Art
Intervista a Gabriele Poli – Angeli di periferia
Sono nato nel 1957 a Baggio, ora periferia di Milano, in un territorio marginale rimasto per molti anni sospeso tra città e campagna.
Credo che ciò abbia favorito una certa mia eccentricità nel vedere il mondo.
La mia vocazione artistica nasce osservando mio padre dipingere e privilegiare un certo sistema comunicativo. Nel 1979 mi diplomo all’Accademia di Belle Arti di Brera a Milano. Attratto poi dal futurismo “biologico” di Umberto Boccioni e l’infinita malinconia cosmica di Osvaldo Licini , sviluppo quindi un mio linguaggio personale.

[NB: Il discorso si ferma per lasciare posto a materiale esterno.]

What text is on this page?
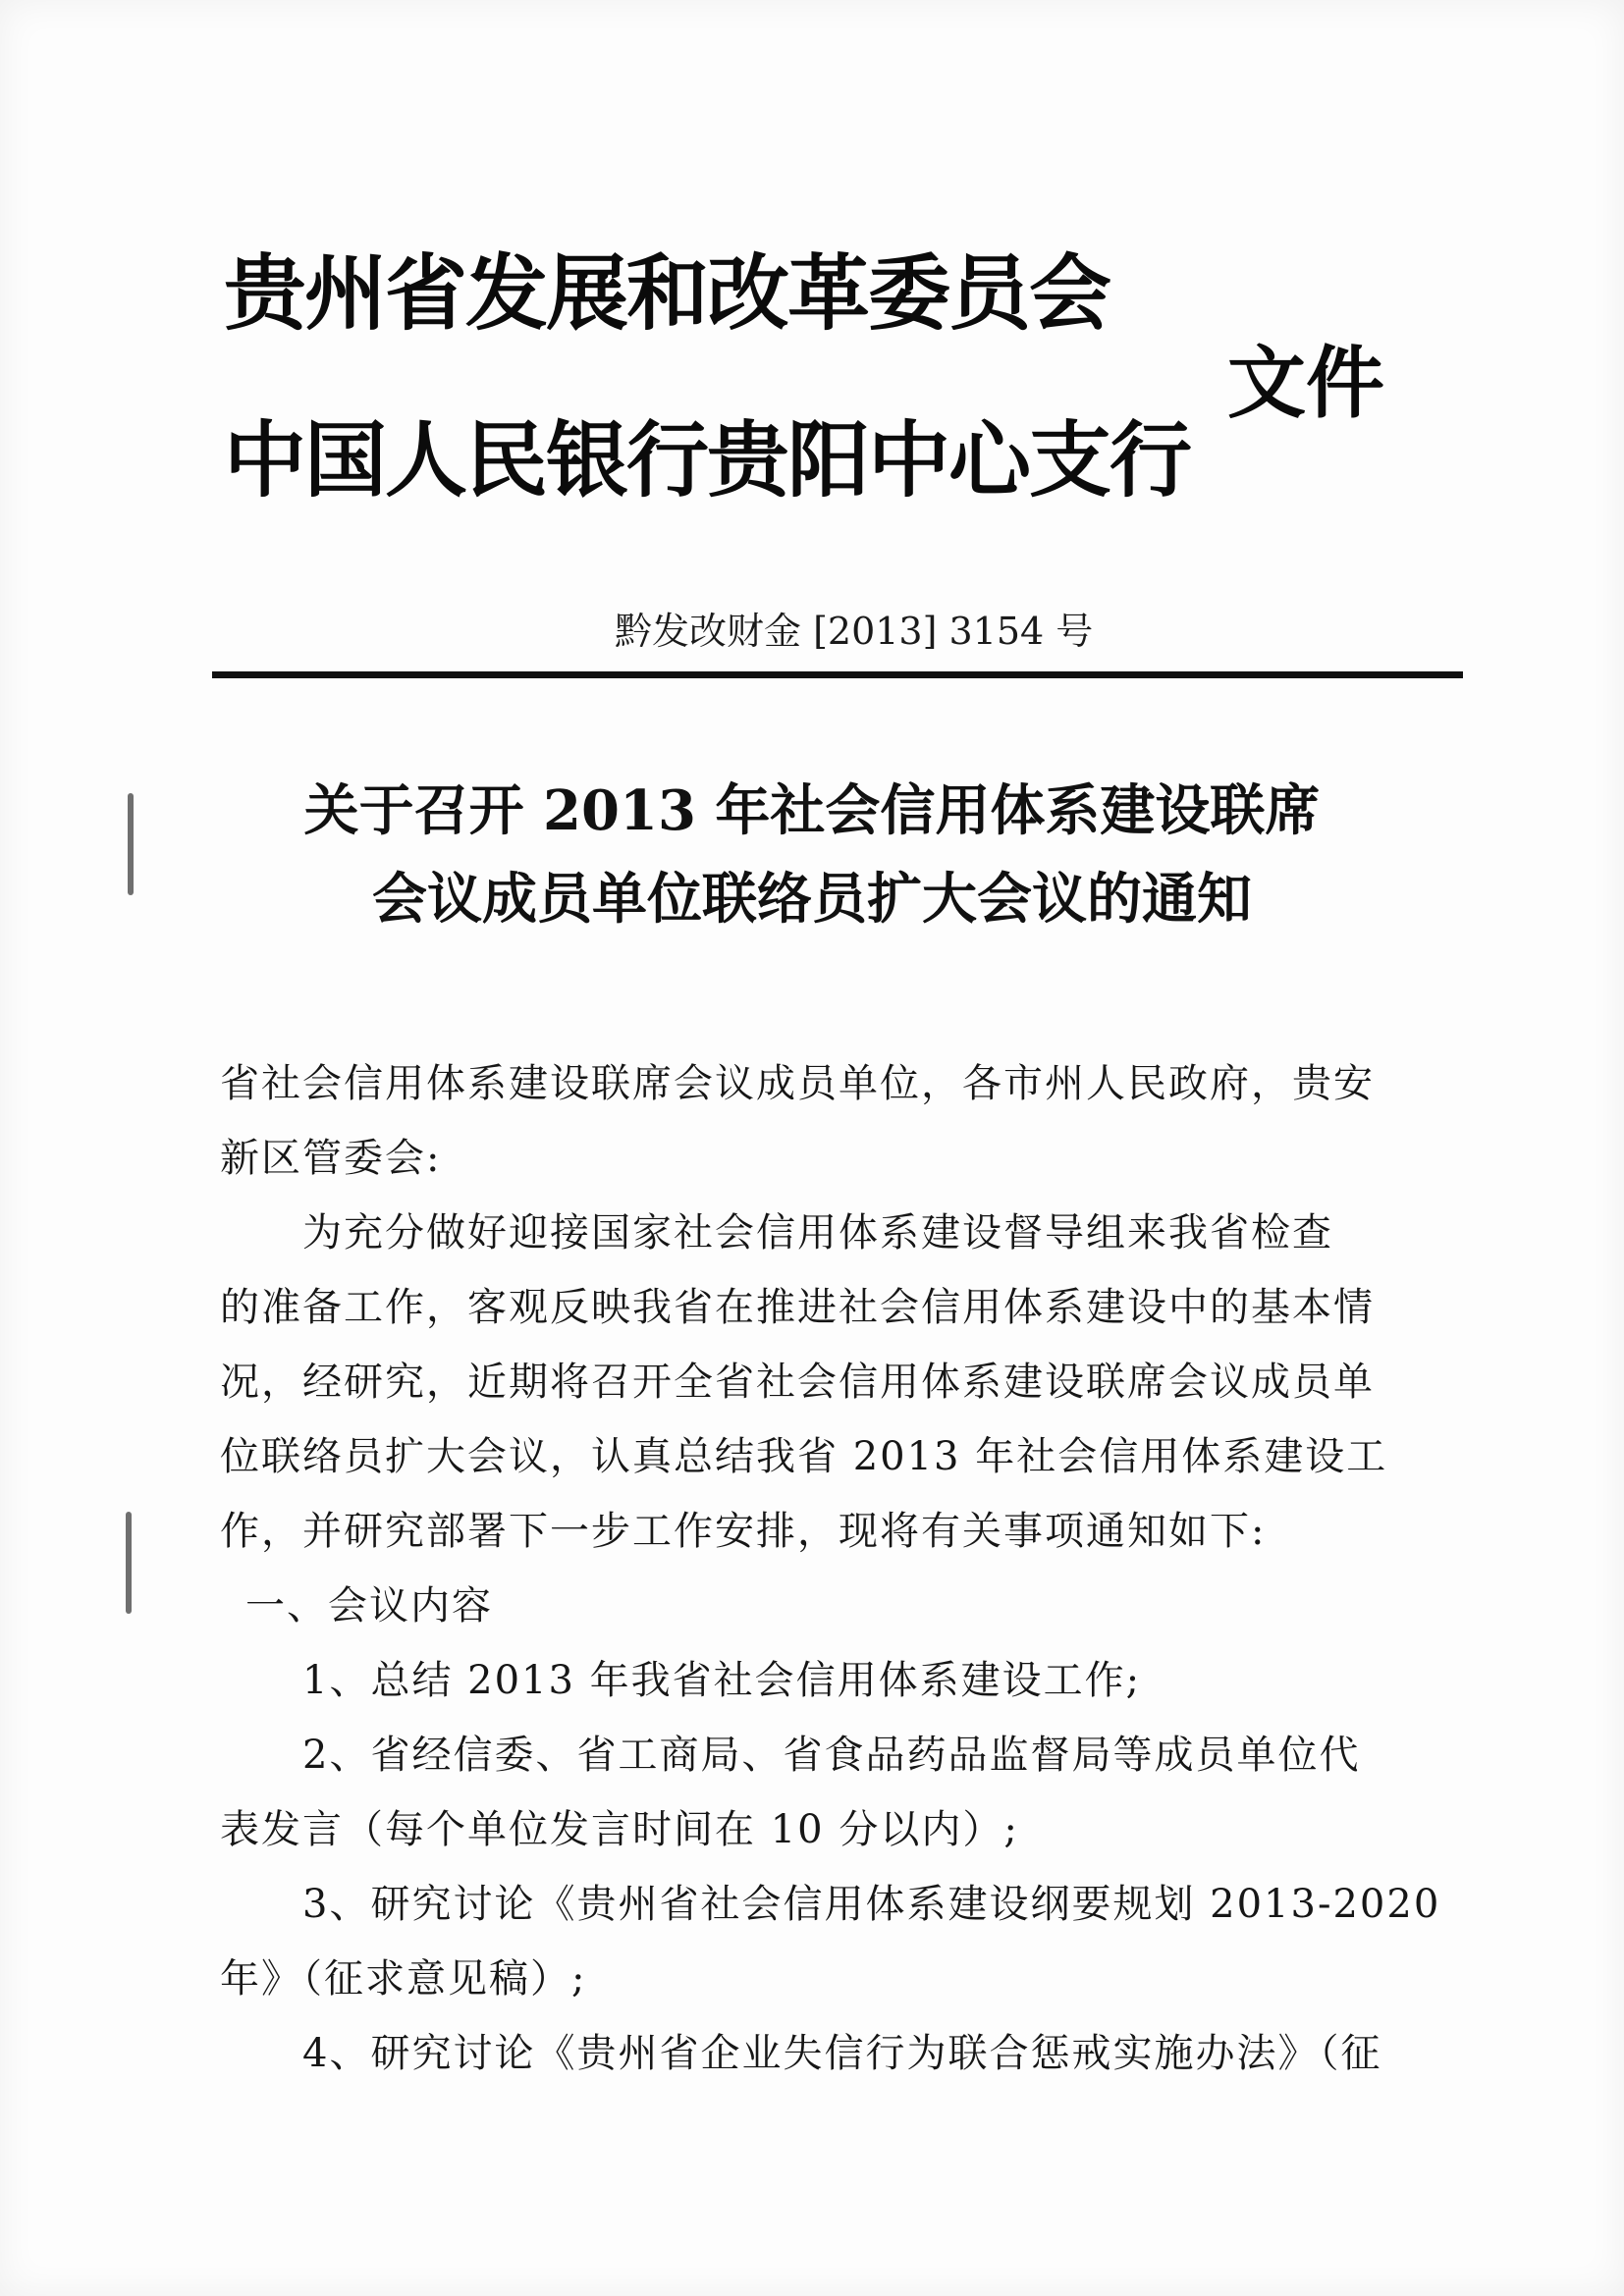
贵州省发展和改革委员会
中国人民银行贵阳中心支行
文件
黔发改财金 [2013] 3154 号
关于召开 2013 年社会信用体系建设联席
会议成员单位联络员扩大会议的通知
省社会信用体系建设联席会议成员单位，各市州人民政府，贵安
新区管委会:
为充分做好迎接国家社会信用体系建设督导组来我省检查
的准备工作，客观反映我省在推进社会信用体系建设中的基本情
况，经研究，近期将召开全省社会信用体系建设联席会议成员单
位联络员扩大会议，认真总结我省 2013 年社会信用体系建设工
作，并研究部署下一步工作安排，现将有关事项通知如下:
一、会议内容
1、总结 2013 年我省社会信用体系建设工作;
2、省经信委、省工商局、省食品药品监督局等成员单位代
表发言（每个单位发言时间在 10 分以内）;
3、研究讨论《贵州省社会信用体系建设纲要规划 2013-2020
年》（征求意见稿）;
4、研究讨论《贵州省企业失信行为联合惩戒实施办法》（征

Spero che chi si accosta alle mie opere si possa rendere conto di quanto infinito si possa racchiudere semplicemente nello spazio materiale di un gesto. Fare arte per me è ricevere stimoli, raccogliere suggerimenti, stare in disparte ma non sconnessi.
Cercare di trasformare per quello che ci è possibile tutta questa negatività che ci sta intorno .
Cerco di essere sincero e oggi non è facile. Nelle mie opere più recenti il manifestarsi di un soggetto figurativo più esplicito ha tolto in un certo senso il carattere poetico che conferivo alla matericità informale delle mie prime opere degli anni ’90.
I cicli ‘Tappe cromatiche’ con la rappresentazione di corse ciclistiche, degli ‘Angeli di periferia’ con il disagio e l’emarginazione , i ‘Muri’, i ‘Territori dell’amore’.
Percorsi nei quali tendo a includere sempre il fattore dinamico del sentimento e dello stato d’animo, affiancato ad una continua ricerca dei materiali, sempre però per una necessità comunicativa. Tutti i materiali utilizzati nel processo creativo anche quelli inusuali,debbono sempre essere finalizzati alla efficacia della comunicazione.
L’opera d’arte deve essere sempre in grado di evocare un sentimento o trasmettere un’ idea all’osservatore.
Questo è ciò che tendo ad insegnare anche ai miei allievi durante l’attività didattica che svolgo.